Il punto è che sullo sfondo di queste costanti storiche, oggi la politica estera italiana risente di altri due processi: non solo dell’indebolimento dell’opzione multilaterale, ma del fatto che l’America non ha più la scala, non ha più la forza e neppure il consenso interno per agire come Atlante che regge sulle spalle il mondo, per usare una definizione che in America circola spesso, fungendo al contempo da locomotiva economica e da garante della sicurezza militare e al tempo stesso noi assistiamo alla crisi di coesione, forse ancora più preoccupante, che grava sull’architrave stessa dell’opzione multilaterale dell’Italia, che è l’Unione europea. L’Europa è diventata sempre più introversa e frammentata e conta sempre meno sulla scena internazionale ed in America è in corso un ripiegamento e i cittadini americani, stretti tra le difficoltà economiche e le guerre inconcludenti ed interminabili in Afghanistan ed in Iraq, vorrebbero scrollarsi di dosso i fardelli geopolitici, ma né l’America né l’Europa possono permettersi una ritirata precipitosa; l’Alleanza atlantica deve misurarsi con una fase di incertezza e turbolenza della politica globale, in cui il potere dell’Occidente si sta spostando sempre di più verso i Paesi emergenti e gli sconvolgimenti che accompagneranno per forza di cose, inevitabilmente, questo terremoto possono essere affrontati con maggiore efficacia soltanto attraverso una stretta intesa tra Stati Uniti ed Europa e all’interno dell’Unione europea.

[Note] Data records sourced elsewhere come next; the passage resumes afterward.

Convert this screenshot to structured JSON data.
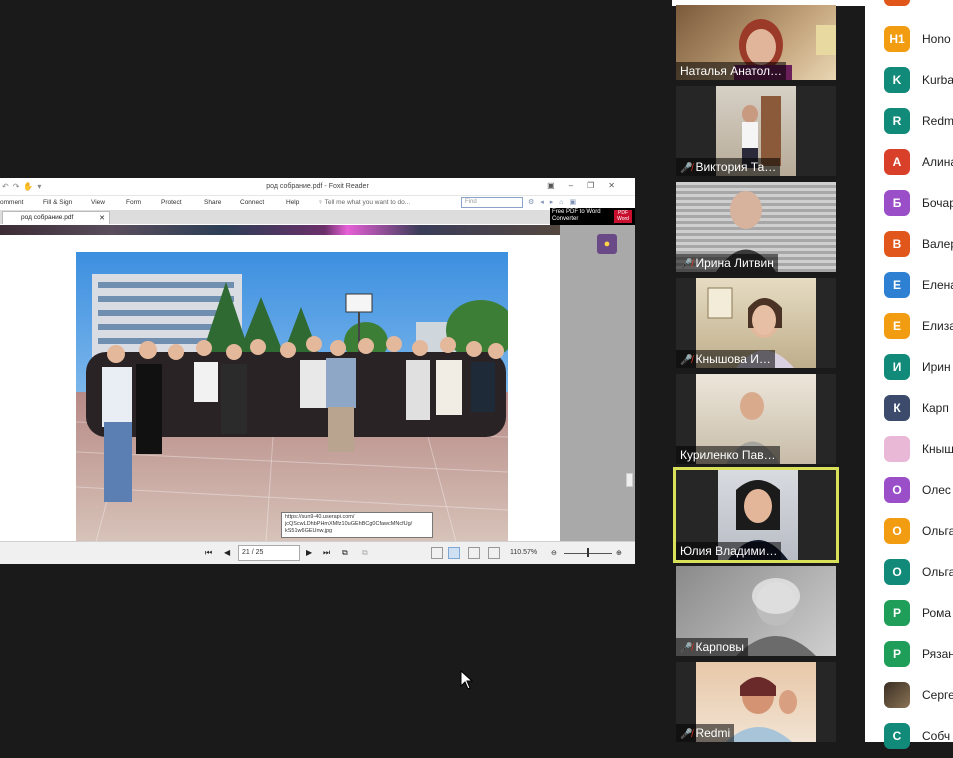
{
  "foxit": {
    "window_title": "род собрание.pdf - Foxit Reader",
    "menu": [
      "omment",
      "Fill & Sign",
      "View",
      "Form",
      "Protect",
      "Share",
      "Connect",
      "Help"
    ],
    "tell_me": "Tell me what you want to do...",
    "find_placeholder": "Find",
    "tab_label": "род собрание.pdf",
    "promo_line1": "Free PDF to Word",
    "promo_line2": "Converter",
    "promo_badge_top": "PDF",
    "promo_badge_bottom": "Word",
    "tooltip": "https://sun9-40.userapi.com/ jcQScwLDhbPHmXMfz10uGEhBCg0CfawcMNcfUg/ kS51w6GEUnw.jpg",
    "page_indicator": "21 / 25",
    "zoom": "110.57%"
  },
  "tiles": [
    {
      "name": "Наталья Анатол…",
      "muted": false
    },
    {
      "name": "Виктория Та…",
      "muted": true
    },
    {
      "name": "Ирина Литвин",
      "muted": true
    },
    {
      "name": "Кнышова И…",
      "muted": true
    },
    {
      "name": "Куриленко Пав…",
      "muted": false
    },
    {
      "name": "Юлия Владими…",
      "muted": false,
      "active": true
    },
    {
      "name": "Карповы",
      "muted": true
    },
    {
      "name": "Redmi",
      "muted": true
    }
  ],
  "participants": [
    {
      "initial": "Н1",
      "name": "Hono",
      "color": "#f29c11"
    },
    {
      "initial": "K",
      "name": "Kurba",
      "color": "#128a7a"
    },
    {
      "initial": "R",
      "name": "Redm",
      "color": "#128a7a"
    },
    {
      "initial": "А",
      "name": "Алина",
      "color": "#d9402a"
    },
    {
      "initial": "Б",
      "name": "Бочар",
      "color": "#9a4fc9"
    },
    {
      "initial": "В",
      "name": "Валер",
      "color": "#e0561b"
    },
    {
      "initial": "Е",
      "name": "Елена",
      "color": "#2d80d2"
    },
    {
      "initial": "Е",
      "name": "Елиза",
      "color": "#f29c11"
    },
    {
      "initial": "И",
      "name": "Ирин",
      "color": "#128a7a"
    },
    {
      "initial": "К",
      "name": "Карп",
      "color": "#3c4a6b"
    },
    {
      "initial": "",
      "name": "Кныш",
      "color": "#e8b8d6"
    },
    {
      "initial": "О",
      "name": "Олес",
      "color": "#9a4fc9"
    },
    {
      "initial": "О",
      "name": "Ольга",
      "color": "#f29c11"
    },
    {
      "initial": "О",
      "name": "Ольга",
      "color": "#128a7a"
    },
    {
      "initial": "Р",
      "name": "Рома",
      "color": "#1f9e5a"
    },
    {
      "initial": "Р",
      "name": "Рязан",
      "color": "#1f9e5a"
    },
    {
      "initial": "",
      "name": "Серге",
      "color": "#6d5a3e"
    },
    {
      "initial": "С",
      "name": "Собч",
      "color": "#128a7a"
    }
  ]
}
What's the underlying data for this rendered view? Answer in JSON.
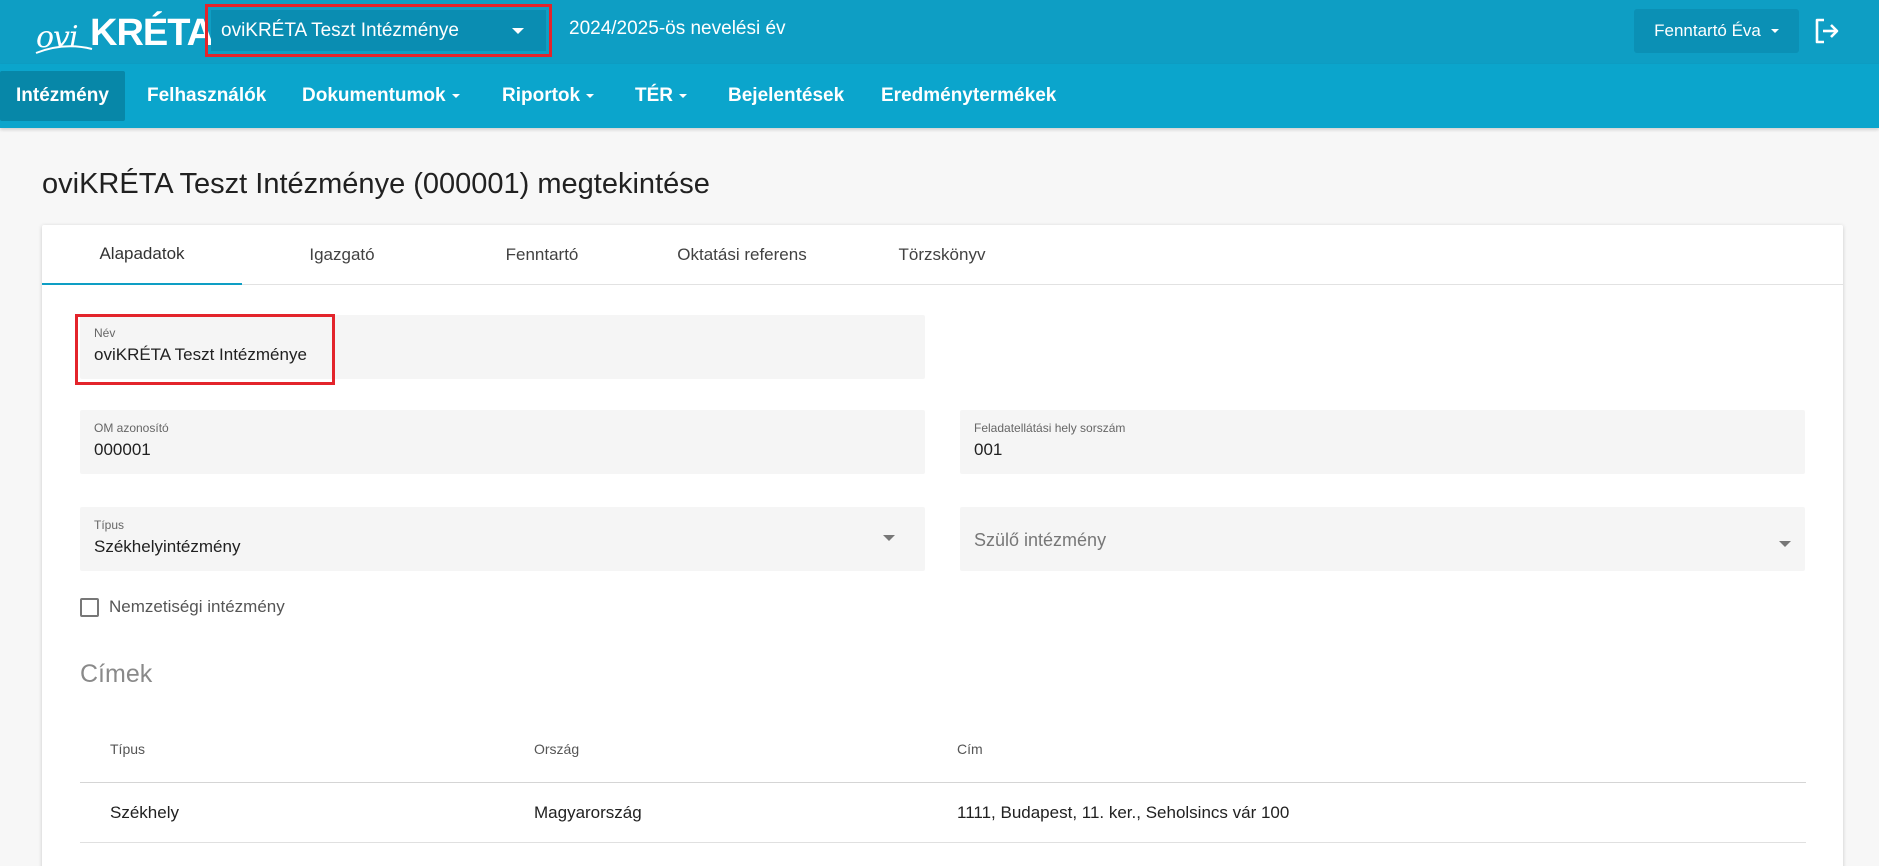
{
  "header": {
    "logo_ovi": "ovi",
    "logo_kreta": "KRÉTA",
    "institution_select": "oviKRÉTA Teszt Intézménye",
    "school_year": "2024/2025-ös nevelési év",
    "user": "Fenntartó Éva",
    "brand_color": "#0e9ec4"
  },
  "nav": {
    "items": [
      {
        "label": "Intézmény",
        "active": true,
        "dropdown": false
      },
      {
        "label": "Felhasználók",
        "dropdown": false
      },
      {
        "label": "Dokumentumok",
        "dropdown": true
      },
      {
        "label": "Riportok",
        "dropdown": true
      },
      {
        "label": "TÉR",
        "dropdown": true
      },
      {
        "label": "Bejelentések",
        "dropdown": false
      },
      {
        "label": "Eredménytermékek",
        "dropdown": false
      }
    ]
  },
  "page": {
    "title": "oviKRÉTA Teszt Intézménye (000001) megtekintése"
  },
  "tabs": [
    "Alapadatok",
    "Igazgató",
    "Fenntartó",
    "Oktatási referens",
    "Törzskönyv"
  ],
  "form": {
    "name_label": "Név",
    "name_value": "oviKRÉTA Teszt Intézménye",
    "om_label": "OM azonosító",
    "om_value": "000001",
    "site_label": "Feladatellátási hely sorszám",
    "site_value": "001",
    "type_label": "Típus",
    "type_value": "Székhelyintézmény",
    "parent_placeholder": "Szülő intézmény",
    "national_label": "Nemzetiségi intézmény",
    "national_checked": false
  },
  "addresses": {
    "title": "Címek",
    "columns": [
      "Típus",
      "Ország",
      "Cím"
    ],
    "rows": [
      [
        "Székhely",
        "Magyarország",
        "1111, Budapest, 11. ker., Seholsincs vár 100"
      ]
    ]
  }
}
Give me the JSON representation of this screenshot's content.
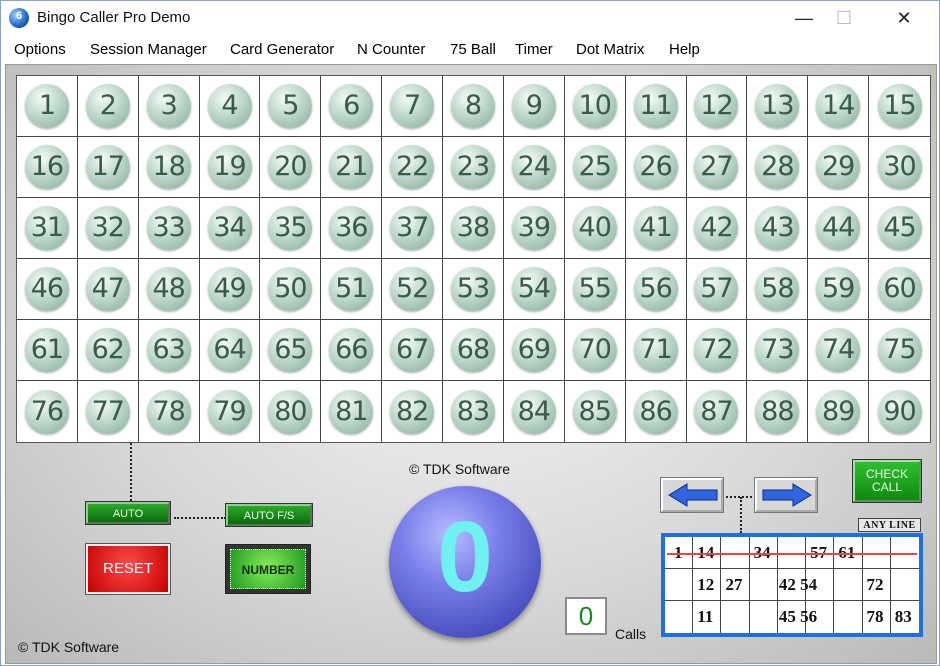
{
  "window": {
    "title": "Bingo Caller Pro Demo",
    "app_icon_glyph": "6",
    "controls": {
      "minimize": "—",
      "maximize": "☐",
      "close": "✕"
    }
  },
  "menu": [
    "Options",
    "Session Manager",
    "Card Generator",
    "N Counter",
    "75 Ball",
    "Timer",
    "Dot Matrix",
    "Help"
  ],
  "board": {
    "numbers": [
      1,
      2,
      3,
      4,
      5,
      6,
      7,
      8,
      9,
      10,
      11,
      12,
      13,
      14,
      15,
      16,
      17,
      18,
      19,
      20,
      21,
      22,
      23,
      24,
      25,
      26,
      27,
      28,
      29,
      30,
      31,
      32,
      33,
      34,
      35,
      36,
      37,
      38,
      39,
      40,
      41,
      42,
      43,
      44,
      45,
      46,
      47,
      48,
      49,
      50,
      51,
      52,
      53,
      54,
      55,
      56,
      57,
      58,
      59,
      60,
      61,
      62,
      63,
      64,
      65,
      66,
      67,
      68,
      69,
      70,
      71,
      72,
      73,
      74,
      75,
      76,
      77,
      78,
      79,
      80,
      81,
      82,
      83,
      84,
      85,
      86,
      87,
      88,
      89,
      90
    ]
  },
  "controls": {
    "auto_label": "AUTO",
    "auto_fs_label": "AUTO F/S",
    "reset_label": "RESET",
    "number_label": "NUMBER",
    "check_call_line1": "CHECK",
    "check_call_line2": "CALL",
    "any_line_label": "ANY LINE"
  },
  "copyright_center": "© TDK Software",
  "copyright_left": "© TDK Software",
  "current_ball": "0",
  "calls_count": "0",
  "calls_label": "Calls",
  "card": {
    "rows": [
      [
        "1",
        "14",
        "",
        "34",
        "",
        "57",
        "61",
        "",
        ""
      ],
      [
        "",
        "12",
        "27",
        "",
        "42 54",
        "",
        "",
        "72",
        ""
      ],
      [
        "",
        "11",
        "",
        "",
        "45 56",
        "",
        "",
        "78",
        "83"
      ]
    ]
  },
  "colors": {
    "accent_green": "#108a10",
    "reset_red": "#d40000",
    "ball_blue": "#5a60d4",
    "ball_digit_cyan": "#6ff1f1",
    "card_border_blue": "#1f6fe0",
    "strike_red": "#e84545"
  }
}
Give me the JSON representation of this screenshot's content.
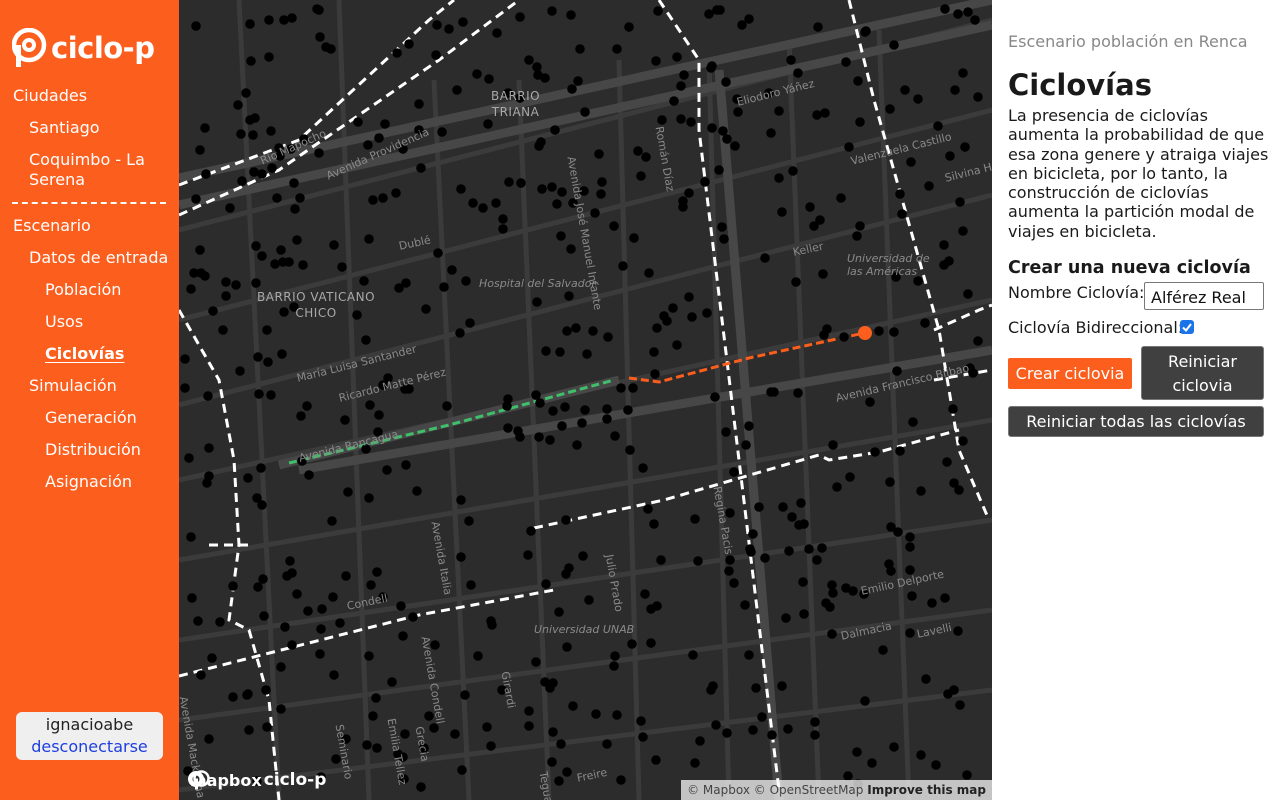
{
  "sidebar": {
    "brand": "ciclo-p",
    "nav": {
      "cities_header": "Ciudades",
      "city_santiago": "Santiago",
      "city_coquimbo_1": "Coquimbo - La",
      "city_coquimbo_2": "Serena",
      "scenario_header": "Escenario",
      "input_data": "Datos de entrada",
      "population": "Población",
      "uses": "Usos",
      "bikeways": "Ciclovías",
      "simulation": "Simulación",
      "generation": "Generación",
      "distribution": "Distribución",
      "assignment": "Asignación"
    },
    "user": {
      "name": "ignacioabe",
      "logout": "desconectarse"
    }
  },
  "map": {
    "labels": {
      "barrio_triana_1": "BARRIO",
      "barrio_triana_2": "TRIANA",
      "barrio_vaticano_1": "BARRIO VATICANO",
      "barrio_vaticano_2": "CHICO",
      "hospital": "Hospital del Salvador",
      "univ_americas_1": "Universidad de",
      "univ_americas_2": "las Américas",
      "univ_unab": "Universidad UNAB",
      "eliodoro": "Eliodoro Yáñez",
      "valenzuela": "Valenzuela Castillo",
      "silvina": "Silvina Hurtado",
      "rio_mapocho": "Río Mapocho",
      "providencia": "Avenida Providencia",
      "av_francisco": "Avenida Francisco Bilbao",
      "av_rancagua": "Avenida Rancagua",
      "ricardo": "Ricardo Matte Pérez",
      "maria_luisa": "María Luisa Santander",
      "emilio": "Emilio Delporte",
      "keller": "Keller",
      "dublin": "Dublé",
      "condell": "Condell",
      "dalmacia": "Dalmacia",
      "lavelli": "Lavelli",
      "mackenna": "Avenida Mackenna",
      "jose_manuel": "Avenida José Manuel Infante",
      "guzman": "Román Díaz",
      "italia": "Avenida Italia",
      "girardi": "Girardi",
      "julio_prado": "Julio Prado",
      "regina": "Regina Pacis",
      "freire": "Freire",
      "tegualda": "Tegualda",
      "emilia": "Emilia Tellez",
      "condell2": "Avenida Condell",
      "seminario": "Seminario",
      "grecia": "Grecia"
    },
    "logo_mapbox": "mapbox",
    "logo_ciclop": "ciclo-p",
    "attribution": "© Mapbox © OpenStreetMap",
    "improve": "Improve this map",
    "colors": {
      "background": "#2c2c2c",
      "roads": "#3d3d3d",
      "major_roads": "#464646",
      "bike_routes": "#ffffff",
      "new_segment": "#fb5e1d",
      "existing_segment": "#3fbf6a",
      "nodes": "#000000"
    }
  },
  "panel": {
    "scenario": "Escenario población en Renca",
    "title": "Ciclovías",
    "description": "La presencia de ciclovías aumenta la probabilidad de que esa zona genere y atraiga viajes en bicicleta, por lo tanto, la construcción de ciclovías aumenta la partición modal de viajes en bicicleta.",
    "form_title": "Crear una nueva ciclovía",
    "name_label": "Nombre Ciclovía:",
    "name_value": "Alférez Real",
    "bidirectional_label": "Ciclovía Bidireccional:",
    "bidirectional_checked": true,
    "create_button": "Crear ciclovia",
    "reset_button_1": "Reiniciar",
    "reset_button_2": "ciclovia",
    "reset_all_button": "Reiniciar todas las ciclovías"
  }
}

Anche per questa ragione, perché la sicurezza attorno a noi sarà europea o non sarà, l’Italia deve restare un partner credibile che potrà ridurre i vecchi oneri internazionali, ma che non potrà sottrarsi a nuovi impegni che si profilano, sia economici che militari.

Se lo si legge attentamente, l’articolo 11 chiarisce, in maniera inequivocabile, che ad essere proibito è un uso della forza armata di aggressione. Ed esso consente (dopo un punto e virgola, perché non c’è neanche un punto) quelle cessioni di sovranità necessarie per la costruzione, come processo attivo, della pace.

Anche per questa ragione noi riteniamo sia opportuno definire una cornice che possa consentire l’invio di contingenti militari italiani all’estero, e una cornice ragionevolmente unitaria. Che l’Italia possa chiudersi in casa è quanto di più lontano ci sia dalla realtà del XXI secolo. É per questo che, a nostro modo di vedere, questo disegno di legge quadro è benvenuto. (Applausi del senatore Latorre).